Republic v. High Court, Accra; Ex Parte Aryeetey [2003-2005] 1 GLR 537
Material Facts:
The father of the respondent leased land to the applicant. Upon his death, the respondent sued in 1966 in the Community Tribunal, Kaneshie, in his capacity as customary successor and beneficiary of his father’s estate, to recover the land. The applicant submitted to judgement and was given one year by the Community Tribunal to vacate the land.
After the expiration of the one year, the respondent instituted proceedings to execute the judgement given by the Community Tribunal. In response, the applicant brought an application for stay of execution and an order setting aside the judgement of the Community Tribunal on the following grounds:
This application by the applicant was dismissed by the trial tribunal. He then appealed to the High Court to set aside the judgement of the Community Tribunal on grounds of lack of capacity and locus standi of the respondent. The appeal was dismissed by the High Court in 2001. The applicant then appealed to the Court of Appeal, which also dismissed the appeal.
The applicant, through a writ, again instituted an action in the High Court in 2003 for an order setting aside the judgement of the Community Tribunal. In response to this writ, the respondent entered a conditional appearance and moved the court to have the writ of summons and statement of claim struck out for being vexatious, abuse of the process, and not disclosing any reasonable cause of action. The respondent also argued that the applicant was estopped per rem dudicatam. The High Court, through Dordzie J., dismissed the applicants writ. The applicant again filed an appeal against this High Court decision, and while the appeal was pending, initiated the present proceeding for an order of certiorari to quash the decision of Dordzie J.
Relevant Holdings and Ratio:
Their lordships first noted that the present case is replete with several procedural errors, which the Supreme Court will correct to prevent it being said that it gave tacit judicial blessing to those errors. Their lordships made the following important clarifications.
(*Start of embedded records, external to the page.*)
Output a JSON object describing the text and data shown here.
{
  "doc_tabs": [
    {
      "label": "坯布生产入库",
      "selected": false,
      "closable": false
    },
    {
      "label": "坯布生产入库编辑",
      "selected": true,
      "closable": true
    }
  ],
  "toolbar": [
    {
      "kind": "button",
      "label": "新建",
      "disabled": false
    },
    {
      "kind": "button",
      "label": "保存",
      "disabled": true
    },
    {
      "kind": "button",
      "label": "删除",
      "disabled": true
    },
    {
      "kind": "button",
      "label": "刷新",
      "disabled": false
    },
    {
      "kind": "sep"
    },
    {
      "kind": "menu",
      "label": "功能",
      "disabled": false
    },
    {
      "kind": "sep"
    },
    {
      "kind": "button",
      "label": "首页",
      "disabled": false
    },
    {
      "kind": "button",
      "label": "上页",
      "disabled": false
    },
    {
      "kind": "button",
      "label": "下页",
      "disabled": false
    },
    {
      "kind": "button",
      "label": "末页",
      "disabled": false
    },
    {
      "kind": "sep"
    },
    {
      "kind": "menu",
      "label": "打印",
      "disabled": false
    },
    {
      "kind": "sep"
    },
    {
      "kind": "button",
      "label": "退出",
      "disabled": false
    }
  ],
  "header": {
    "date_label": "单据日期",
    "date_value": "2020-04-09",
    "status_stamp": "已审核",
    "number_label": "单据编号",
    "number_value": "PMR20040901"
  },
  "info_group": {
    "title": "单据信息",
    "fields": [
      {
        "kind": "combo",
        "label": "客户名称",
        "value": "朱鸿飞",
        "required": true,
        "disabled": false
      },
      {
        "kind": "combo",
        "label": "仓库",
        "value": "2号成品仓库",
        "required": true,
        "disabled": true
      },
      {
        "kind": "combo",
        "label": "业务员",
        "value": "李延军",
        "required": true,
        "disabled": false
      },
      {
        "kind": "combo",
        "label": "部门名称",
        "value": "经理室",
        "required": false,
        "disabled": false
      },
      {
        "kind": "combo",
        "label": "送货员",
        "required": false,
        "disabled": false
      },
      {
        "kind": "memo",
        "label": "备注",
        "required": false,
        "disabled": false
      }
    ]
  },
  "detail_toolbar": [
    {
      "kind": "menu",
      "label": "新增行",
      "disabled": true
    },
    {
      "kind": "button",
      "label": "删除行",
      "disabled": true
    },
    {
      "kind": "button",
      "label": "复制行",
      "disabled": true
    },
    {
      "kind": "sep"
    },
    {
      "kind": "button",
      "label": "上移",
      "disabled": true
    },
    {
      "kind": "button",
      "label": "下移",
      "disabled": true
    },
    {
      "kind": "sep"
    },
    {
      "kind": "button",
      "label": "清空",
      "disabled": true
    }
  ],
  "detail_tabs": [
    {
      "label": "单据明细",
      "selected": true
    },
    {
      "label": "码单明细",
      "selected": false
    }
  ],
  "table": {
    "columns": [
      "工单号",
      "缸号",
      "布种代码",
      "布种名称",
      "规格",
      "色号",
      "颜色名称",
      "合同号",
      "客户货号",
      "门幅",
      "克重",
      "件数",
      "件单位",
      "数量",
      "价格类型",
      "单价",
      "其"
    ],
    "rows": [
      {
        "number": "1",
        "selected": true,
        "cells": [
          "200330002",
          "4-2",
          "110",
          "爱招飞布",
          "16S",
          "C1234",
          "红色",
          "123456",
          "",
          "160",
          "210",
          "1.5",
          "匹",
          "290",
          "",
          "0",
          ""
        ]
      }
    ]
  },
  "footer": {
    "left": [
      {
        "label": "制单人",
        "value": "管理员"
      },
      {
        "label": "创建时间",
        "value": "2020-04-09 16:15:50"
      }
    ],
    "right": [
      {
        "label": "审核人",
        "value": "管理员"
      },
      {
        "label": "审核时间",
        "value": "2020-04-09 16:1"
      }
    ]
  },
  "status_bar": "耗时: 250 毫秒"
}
1. Reason for the Requirement that a Person Suing in a Representative Capacity Indorses on the Writ the Capacity in which he sues.
The requirement that a party indorses on the writ the capacity in which he sues, is to ensure that a person suing in a representative capacity is actually invested with that capacity and therefore has the legal right to sue. This includes the submission that the requirement also enables a defendant, if he is so minded, to challenge the capacity the plaintiff claims he has, and such a challenge may be taken as a preliminary issue. This is because if a party brings an action in a capacity he does not have, the writ is a nullity and so are the proceedings and judgment founded on it. Any challenge to capacity therefore puts the validity of the writ in issue. It is a proposition familiar to all lawyers that the question of capacity, like the plea of limitation, is not concerned with merits so that if the axe falls, then a defendant who is lucky enough to have the advantage of the unimpeachable defence of lack of capacity in his opponent, is entitled to insist upon his rights: see the case of Akrong v Bulley [1965] GLR 469, SC.
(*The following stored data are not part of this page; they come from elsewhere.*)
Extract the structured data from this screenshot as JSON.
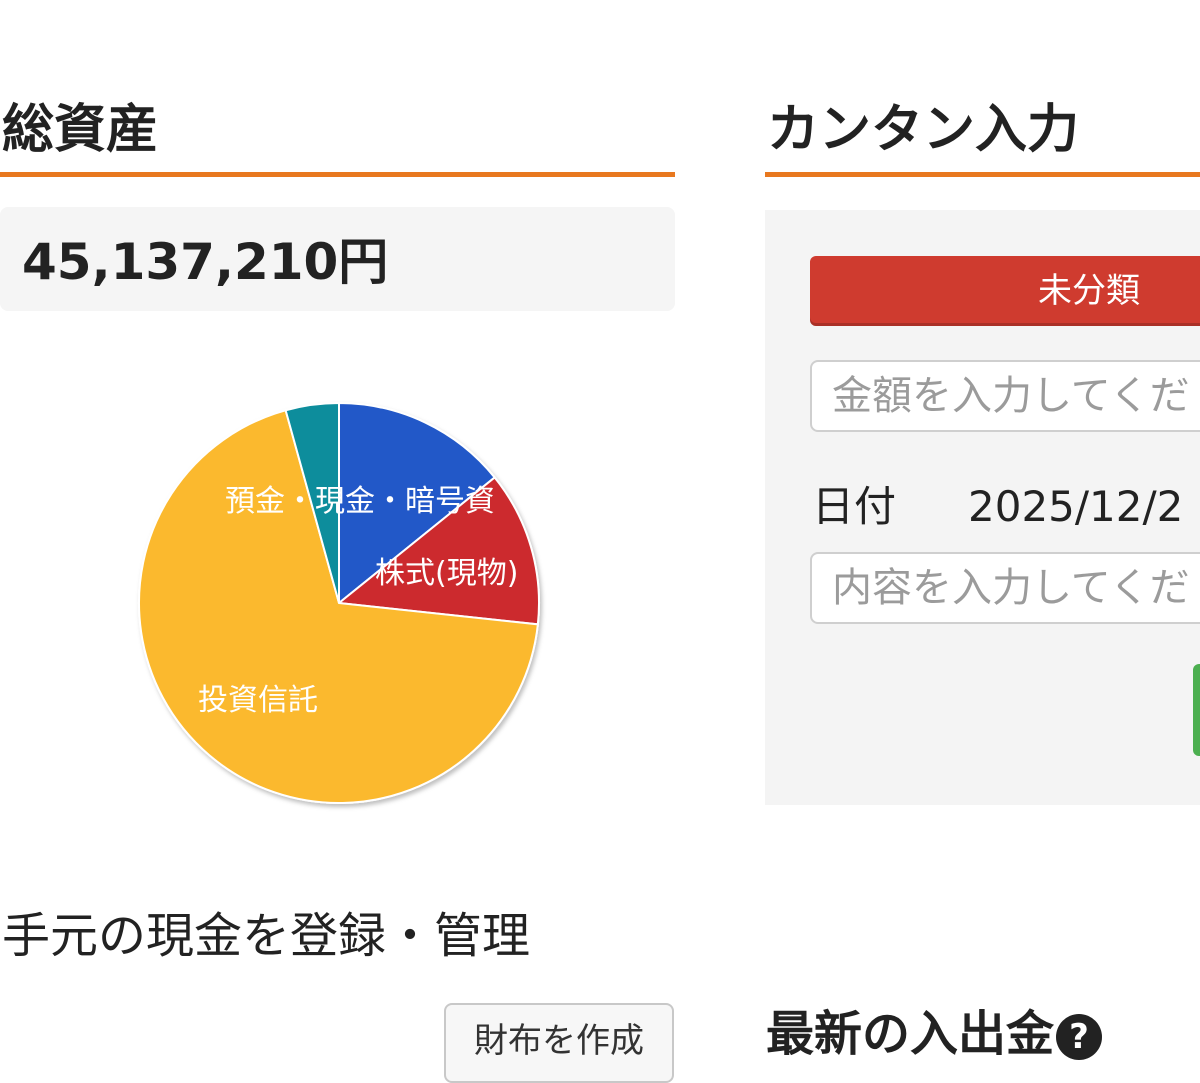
{
  "assets": {
    "title": "総資産",
    "total": "45,137,210円"
  },
  "chart_data": {
    "type": "pie",
    "slices": [
      {
        "label": "預金・現金・暗号資産",
        "visible_label": "預金・現金・暗号資",
        "percent": 14.2,
        "color": "#2058c8"
      },
      {
        "label": "株式(現物)",
        "visible_label": "株式(現物)",
        "percent": 12.5,
        "color": "#cc2a2f"
      },
      {
        "label": "投資信託",
        "visible_label": "投資信託",
        "percent": 69.0,
        "color": "#fbb92e"
      },
      {
        "label": "",
        "visible_label": "",
        "percent": 4.3,
        "color": "#0a8d9c"
      }
    ]
  },
  "cash": {
    "heading": "手元の現金を登録・管理",
    "wallet_button": "財布を作成"
  },
  "quick_input": {
    "title": "カンタン入力",
    "category_button": "未分類",
    "amount_placeholder": "金額を入力してくだ",
    "date_label": "日付",
    "date_value": "2025/12/2",
    "content_placeholder": "内容を入力してくだ"
  },
  "latest": {
    "heading": "最新の入出金",
    "help_icon_glyph": "?"
  }
}
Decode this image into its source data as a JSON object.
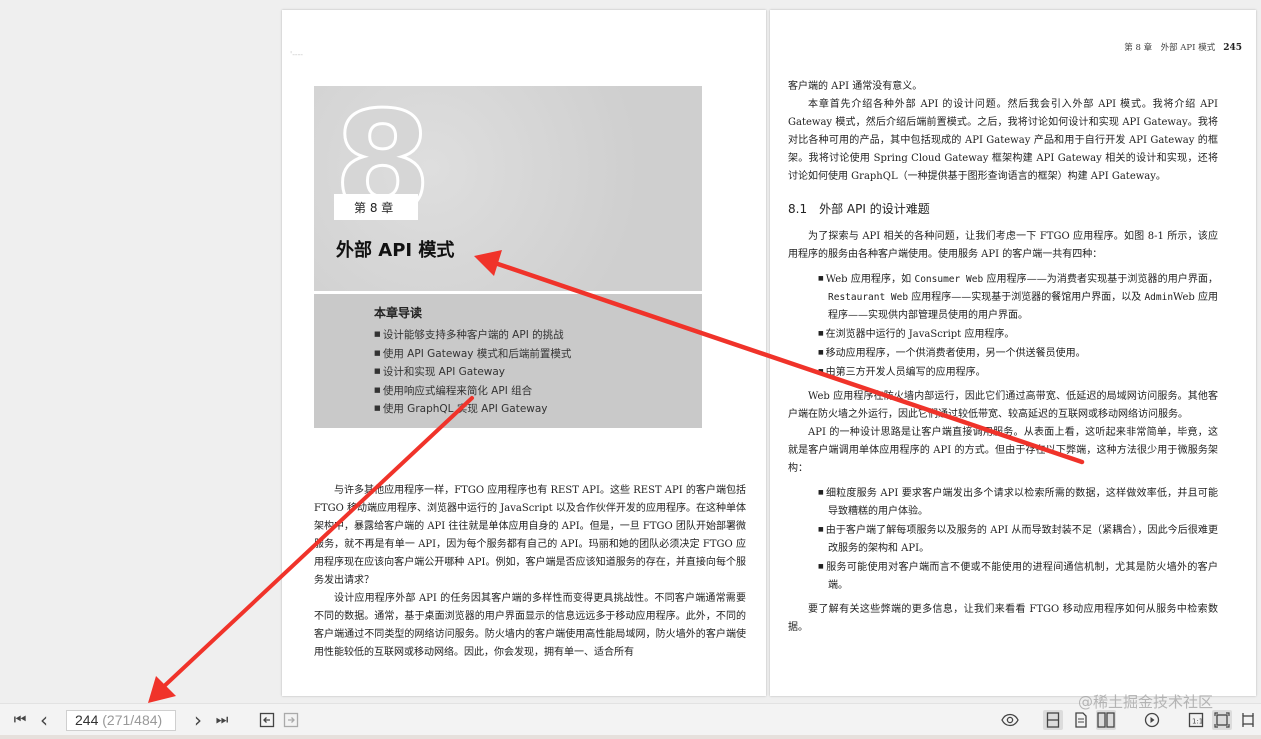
{
  "left_page": {
    "ghost_mark": "'----",
    "chapter_number": "8",
    "chapter_label": "第 8 章",
    "chapter_title": "外部 API 模式",
    "guide": {
      "title": "本章导读",
      "items": [
        "设计能够支持多种客户端的 API 的挑战",
        "使用 API Gateway 模式和后端前置模式",
        "设计和实现 API Gateway",
        "使用响应式编程来简化 API 组合",
        "使用 GraphQL 实现 API Gateway"
      ]
    },
    "paragraphs": [
      "与许多其他应用程序一样，FTGO 应用程序也有 REST API。这些 REST API 的客户端包括 FTGO 移动端应用程序、浏览器中运行的 JavaScript 以及合作伙伴开发的应用程序。在这种单体架构中，暴露给客户端的 API 往往就是单体应用自身的 API。但是，一旦 FTGO 团队开始部署微服务，就不再是有单一 API，因为每个服务都有自己的 API。玛丽和她的团队必须决定 FTGO 应用程序现在应该向客户端公开哪种 API。例如，客户端是否应该知道服务的存在，并直接向每个服务发出请求？",
      "设计应用程序外部 API 的任务因其客户端的多样性而变得更具挑战性。不同客户端通常需要不同的数据。通常，基于桌面浏览器的用户界面显示的信息远远多于移动应用程序。此外，不同的客户端通过不同类型的网络访问服务。防火墙内的客户端使用高性能局域网，防火墙外的客户端使用性能较低的互联网或移动网络。因此，你会发现，拥有单一、适合所有"
    ]
  },
  "right_page": {
    "running_head": "第 8 章　外部 API 模式",
    "page_number": "245",
    "intro": [
      "客户端的 API 通常没有意义。",
      "本章首先介绍各种外部 API 的设计问题。然后我会引入外部 API 模式。我将介绍 API Gateway 模式，然后介绍后端前置模式。之后，我将讨论如何设计和实现 API Gateway。我将对比各种可用的产品，其中包括现成的 API Gateway 产品和用于自行开发 API Gateway 的框架。我将讨论使用 Spring Cloud Gateway 框架构建 API Gateway 相关的设计和实现，还将讨论如何使用 GraphQL（一种提供基于图形查询语言的框架）构建 API Gateway。"
    ],
    "section_title": "8.1　外部 API 的设计难题",
    "section_intro": "为了探索与 API 相关的各种问题，让我们考虑一下 FTGO 应用程序。如图 8-1 所示，该应用程序的服务由各种客户端使用。使用服务 API 的客户端一共有四种：",
    "clients": {
      "web_a": "Web 应用程序，如 ",
      "consumer_web": "Consumer Web",
      "web_b": " 应用程序——为消费者实现基于浏览器的用户界面，",
      "restaurant_web": "Restaurant Web",
      "web_c": " 应用程序——实现基于浏览器的餐馆用户界面，以及 ",
      "admin": "Admin",
      "web_d": "Web 应用程序——实现供内部管理员使用的用户界面。",
      "js": "在浏览器中运行的 JavaScript 应用程序。",
      "mobile": "移动应用程序，一个供消费者使用，另一个供送餐员使用。",
      "third_party": "由第三方开发人员编写的应用程序。"
    },
    "para_firewall": "Web 应用程序在防火墙内部运行，因此它们通过高带宽、低延迟的局域网访问服务。其他客户端在防火墙之外运行，因此它们通过较低带宽、较高延迟的互联网或移动网络访问服务。",
    "para_design": "API 的一种设计思路是让客户端直接调用服务。从表面上看，这听起来非常简单，毕竟，这就是客户端调用单体应用程序的 API 的方式。但由于存在以下弊端，这种方法很少用于微服务架构：",
    "drawbacks": [
      "细粒度服务 API 要求客户端发出多个请求以检索所需的数据，这样做效率低，并且可能导致糟糕的用户体验。",
      "由于客户端了解每项服务以及服务的 API 从而导致封装不足（紧耦合），因此今后很难更改服务的架构和 API。",
      "服务可能使用对客户端而言不便或不能使用的进程间通信机制，尤其是防火墙外的客户端。"
    ],
    "para_closing": "要了解有关这些弊端的更多信息，让我们来看看 FTGO 移动应用程序如何从服务中检索数据。"
  },
  "toolbar": {
    "first_page": "⏮",
    "prev_page": "‹",
    "current_page": "244",
    "page_total": " (271/484)",
    "next_page": "›",
    "last_page": "⏭",
    "watermark": "@稀土掘金技术社区"
  },
  "colors": {
    "annotation_arrow": "#f0332a",
    "toolbar_bg": "#f3f3f3",
    "viewer_bg": "#efefef"
  }
}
A party who sues in a representative capacity has the burden of proving his capacity if it is challenged. However, he has no such burden if it is not challenged. However, no such burden exists if capacity is not challenged. In the present case, the applicant submitted to the judgement of Community Tribunal and did not challenge the respondent’s capacity and was accordingly estopped from subsequently denying the respondent’s capacity.
2. On the Circumstances Under Which a Defendant can Enter a Conditional Appearance and have the Right to Set Aside a Writ:
A conditional appearance is to enable the defendant who intends to object to the issue or service of the writ or notice of the writ on him, or to object to the jurisdiction of the court, to apply to the court to set aside the writ, or notice of the writ or the service thereof on him. Such an application may encompass any irregularity or defect in the issue or service of the writ, or notice of the writ. For example any defect in the writ or order to amend or renew the writ, or for substituted service or service out of the jurisdiction. It is not permissible for a defendant who has entered a conditional appearance to move the court to have the writ set aside because he has a legal defence, even if unimpeachable, to the action; certainly such an application is not available to a defendant who seeks to rely on a plea of res judicata since this plea, to be successful, must satisfy certain requirements which can only be revealed through evidence. A defendant who enters a conditional appearance therefore has no right to apply to set the writ aside because he has a good defence to the action.
Such a defendant cannot also apply, after entry of conditional appearance, to have the writ set aside on grounds that the action is either frivolous, vexatious or an abuse of the process of the court. However, the court has power under Order 25, r 4 of LN 140A to summarily stay proceedings before it on these grounds. This power, however, is governed by certain principles; for example, only the pleadings must be looked at and affidavit evidence is inadmissible.
The discretion of the court will also be exercised under this rule only in plain and obvious cases; that is where it can be clearly seen that a claim or answer is, on the face of it, certainly unsustainable.